Sunday, June 30, 2013

The History of Reportage Wedding Photography


Reportage Wedding Photography is still thought by many to be a recent trend in photography. In fact it has a long heritage and was often called candid photography in the context of a wedding. Seen by extreme traditionalists (a rare breed now) as a new fad, it was felt to threaten the supremacy of the medium format camera with its staged shots and posed set ups.

In the old style, photographers always had a big camera set up on a tripod and even a hood over the head of the photographer. This Very formal and very posed art of portraiture was born, like so many of today's cultural norms, of technological limitations. Way back when, photographic technology required long exposure times, long winded plate or film changes and "keep still" poses. Fast 35 mm film basically solved this problem, again with certain limitations. Lighter cameras holding rolls meant that photojournalistic techniques could be applied to wedding photography.

The game changer was that wedding photography needed no longer to be posed. Wedding Photography could now become Reportage Photography. Precious moments, unrepeatable in a pose are only possible with the participants being unaware that a camera is in use. Fast film offered this to a degree, although the fastest film was ISO 1600 or 3200 and were very grainy. In fact the grain produced by fast film (which enabled action freezing photojournalism in low-ish light) became a signature "look" found in Time magazine and other iconic journals.

Naturally, wedding photography started to borrow this look and start demanding the grainy black and white look. The grain is of course a form of visual artefact - a distortion of the truth in reality. Today's technology now takes this several steps further with the equivalent of ISO 102,000 available on some machines. A shot at ISO 6400 is now considered routine - affording incredible reportage wedding photography options to the photographer - with no grain in sight.

At times the modern, digital photographer is asked to add a simulation of celluloid film grain to otherwise pristine photograph. Although it can look great, it is an intriguing fact of aesthetics that a photograph can seem more timeless and real with artefacts added to it.

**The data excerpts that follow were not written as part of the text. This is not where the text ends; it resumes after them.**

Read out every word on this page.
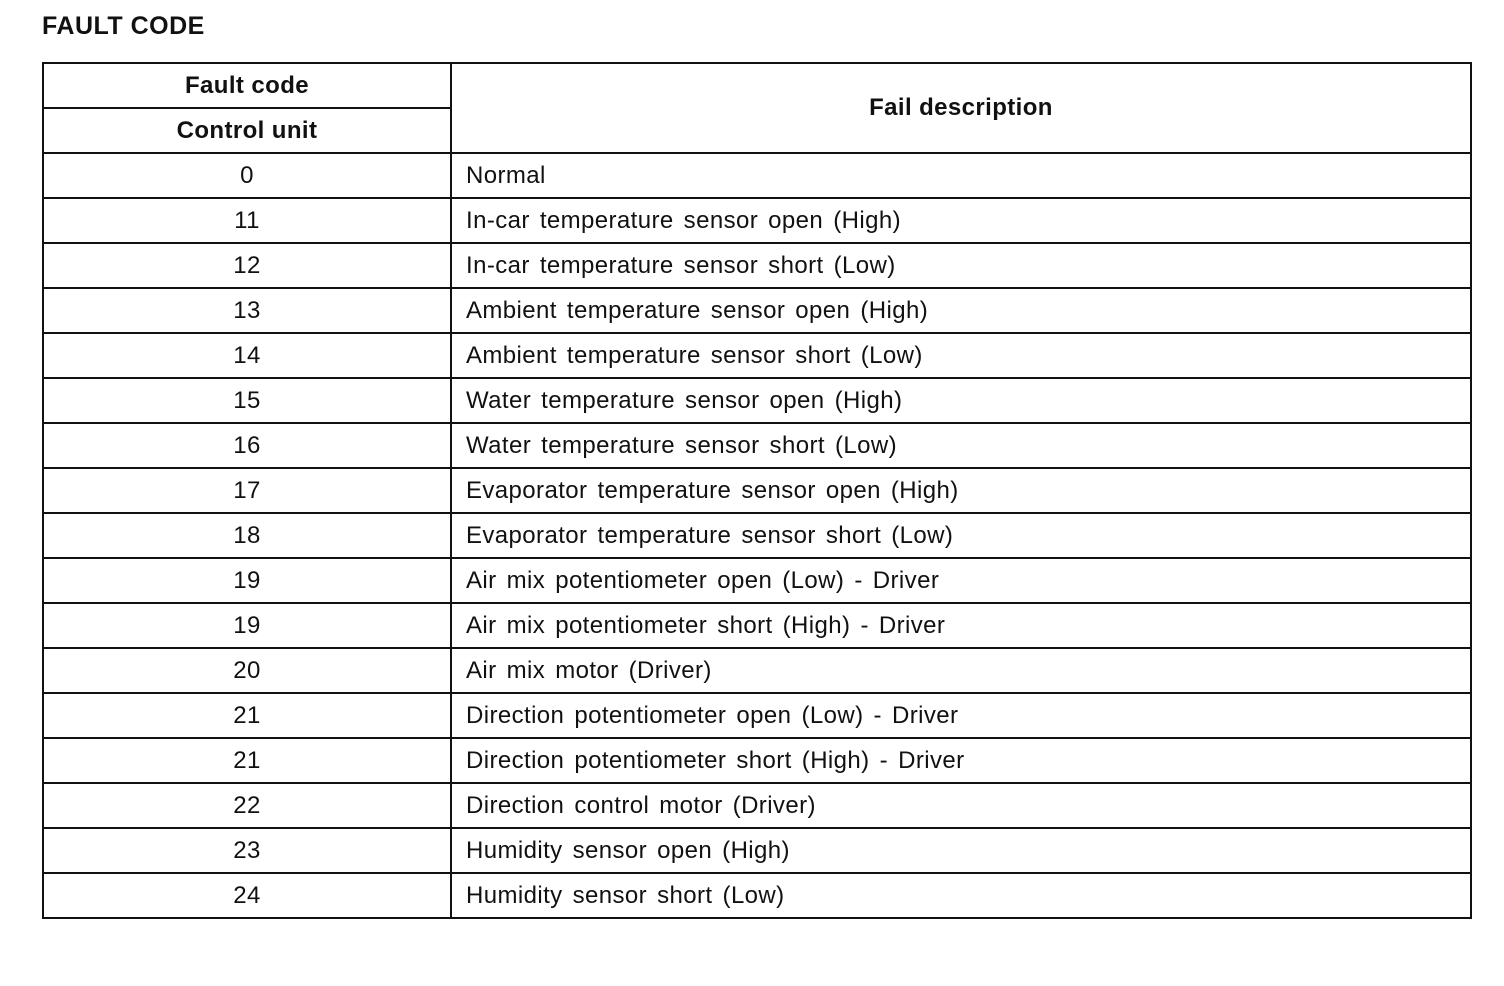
FAULT CODE
Fault code	Fail description
Control unit	
0	Normal
11	In-car temperature sensor open (High)
12	In-car temperature sensor short (Low)
13	Ambient temperature sensor open (High)
14	Ambient temperature sensor short (Low)
15	Water temperature sensor open (High)
16	Water temperature sensor short (Low)
17	Evaporator temperature sensor open (High)
18	Evaporator temperature sensor short (Low)
19	Air mix potentiometer open (Low) - Driver
19	Air mix potentiometer short (High) - Driver
20	Air mix motor (Driver)
21	Direction potentiometer open (Low) - Driver
21	Direction potentiometer short (High) - Driver
22	Direction control motor (Driver)
23	Humidity sensor open (High)
24	Humidity sensor short (Low)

Part of the maturation of reportage wedding photography has to be the evolution of the Wedding Album. Rather than present the married couple with a simple book with best pictures placed in order of preference, the wedding photographer's task now includes the design and layout of a book that well tell the story of the wedding. Photographs are placed in a digitally printed book, in chronological order. Each photo relates to each other photo as part of a linear story, bringing vividly back the memories of the big day.